Все так же, как и четыре года назад. А только в качалке и та и не та Маринка. Она изменилась, постарела? Ничуть. Стала менее красивой? Нисколько. Женской красоты у нее, может быть, даже еще и прибавилось: округлились руки, налились груди… Так что дело, наверное, не в Маринке. Ты сам стал другим и глядишь на нее уже другими глазами. Тогда ты видел эти руки, эти коленки и ни о чем больше не задумывался, тебе одного этого было достаточно. Теперь мало, теперь задумываешься.
— Ну, так за кого выпьем, — Маринка подняла стакан, — за мужчин или за женщин?
— Давай выпьем за женщин.
— Это великодушно с твоей стороны.
Маринка улыбается. Когда она улыбается вот так, один на один со мной, улыбка у нее выходит какая-то по-мальчишески задорная, и Маринка, наверное, знает, что такая она мне нравится. А нынче и эта улыбка меня почему-то не трогает.
— За шесть тысяч!
Дались ей эти шесть тысяч! Мгновенной чередой у меня проносятся в голове: гонщик в летящем через всю Францию автомобиле; кинотеатр «Художественный», рядом с ним церквушка на Новом Арбате; похожая церквушка в Медвежьегорске, до которой из Петербурга тоже, наверное, около шести тысяч…
Я выпиваю свой стакан и говорю Маринке:
— А тебе не припоминается… Ну, что ли, обратная картина: женщины за мужчинами проехали шесть тысяч верст? Притом проехали не в комфортабельных гоночных машинах по асфальтированному шоссе, а на перекладных, в санях да телегах, по снегу, по пыли, по грязи…
— Ты, Витя, говоришь какими-то загадками.
— Почему же? Я говорю об одном общеизвестном факте русской истории, Марина Влади. Было это лет сто пятьдесят назад…
— A-а, ты про жен декабристов!
— Да, я говорю про русских, — я выделил это слово, — женщин.
— Ну зачем же напирать-то! — Маринка даже немного отодвинулась от меня. — Разве национальность имеет какое-то значение.
— Не знаю, но когда Некрасов писал об этих женщинах, то свою поэму, как ты помнишь, почему-то назвал не просто «Женщины», а «Русские женщины». Для него, как видишь, это имело значение!
— Неинтересная поэма, — с присущей ей логичностью сказала Маринка и даже губы этак пренебрежительно скривила. — Малохудожественная.

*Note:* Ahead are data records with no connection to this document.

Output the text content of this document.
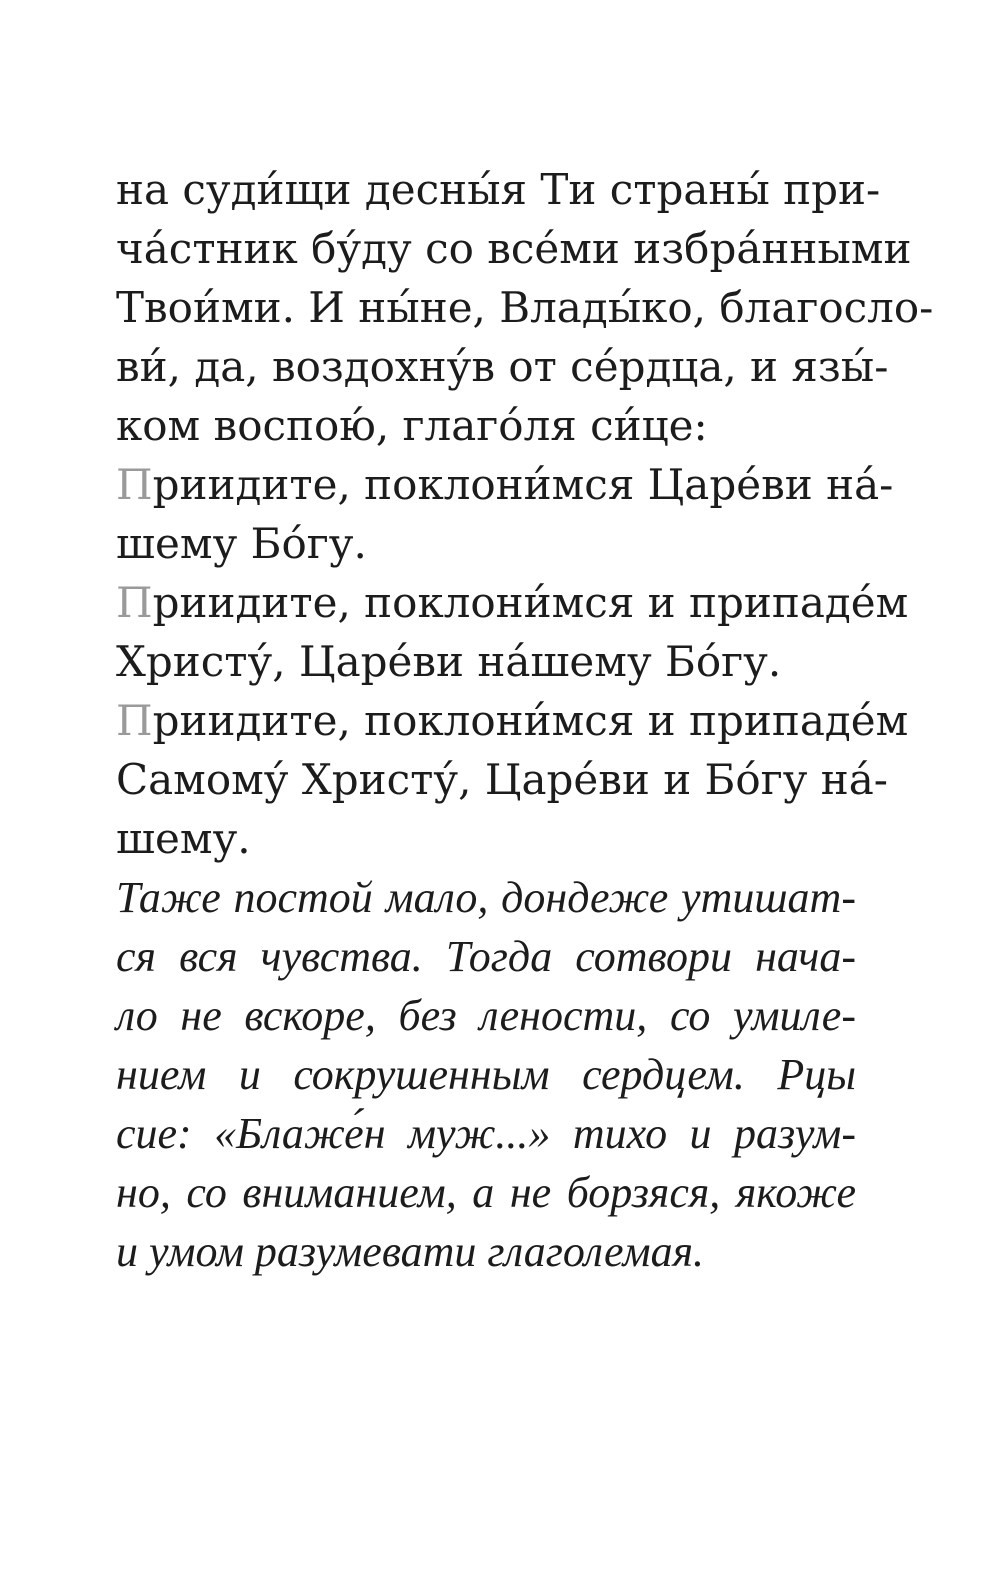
на суди́щи десны́я Ти страны́ при-
ча́стник бу́ду со все́ми избра́нными
Твои́ми. И ны́не, Влады́ко, благосло-
ви́, да, воздохну́в от се́рдца, и язы́-
ком воспою́, глаго́ля си́це:
Приидите, поклони́мся Царе́ви на́-
шему Бо́гу.
Приидите, поклони́мся и припаде́м
Христу́, Царе́ви на́шему Бо́гу.
Приидите, поклони́мся и припаде́м
Самому́ Христу́, Царе́ви и Бо́гу на́-
шему.
Таже постой мало, дондеже утишат-
ся вся чувства. Тогда сотвори нача-
ло не вскоре, без лености, со умиле-
нием и сокрушенным сердцем. Рцы
сие: «Блаже́н муж...» тихо и разум-
но, со вниманием, а не борзяся, якоже
и умом разумевати глаголемая.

Захотелось сказать в ответ что-то резкое, грубое, ругательное, может, даже ударить по искривленным губам, и на какую-то секунду мне стало не по себе от такого нелепого, впервые явившегося желания.
— Ну, конечно, какой интерес могут представлять для современного да еще и утонченного читателя переживания женщин, едущих за своими мужьями из блистательного Петербурга в каторжную Сибирь?! Едущих не на год, не на два, на всю жизнь. К тому же один сплошной текст и никаких тебе нюансов, никакого подтекста… Ну да мы сейчас не о поэме. Мы — о русских женщинах. И вот, как ты считаешь: есть такое понятие «русская девушка», «русская женщина»? Или и его тоже надо считать безнадежно устаревшим?!
— Тебя, Витя, словно подменили. В последнее время с тобой разговаривать стало невозможно: все вопросы, вопросы…
Маринка явно хитрит. Сказать нечего, вот и поэма неинтересная, и разговаривать невозможно.
— А может, ты все же ответишь, — настаиваю я, хотя и понимаю, что настаивать глупо, ни к чему.
— Да что отвечать-то. Ведь это когда-а было!
— Чем не ответ! Было и прошло, и нечего об этом поминать. Автомобилист, едущий через всю Францию, чтобы обнять любимую, — это тебя потрясло. А женщины, едущие через всю Россию, чтобы разделить тяжкую участь своих мужей, — это малоинтересно.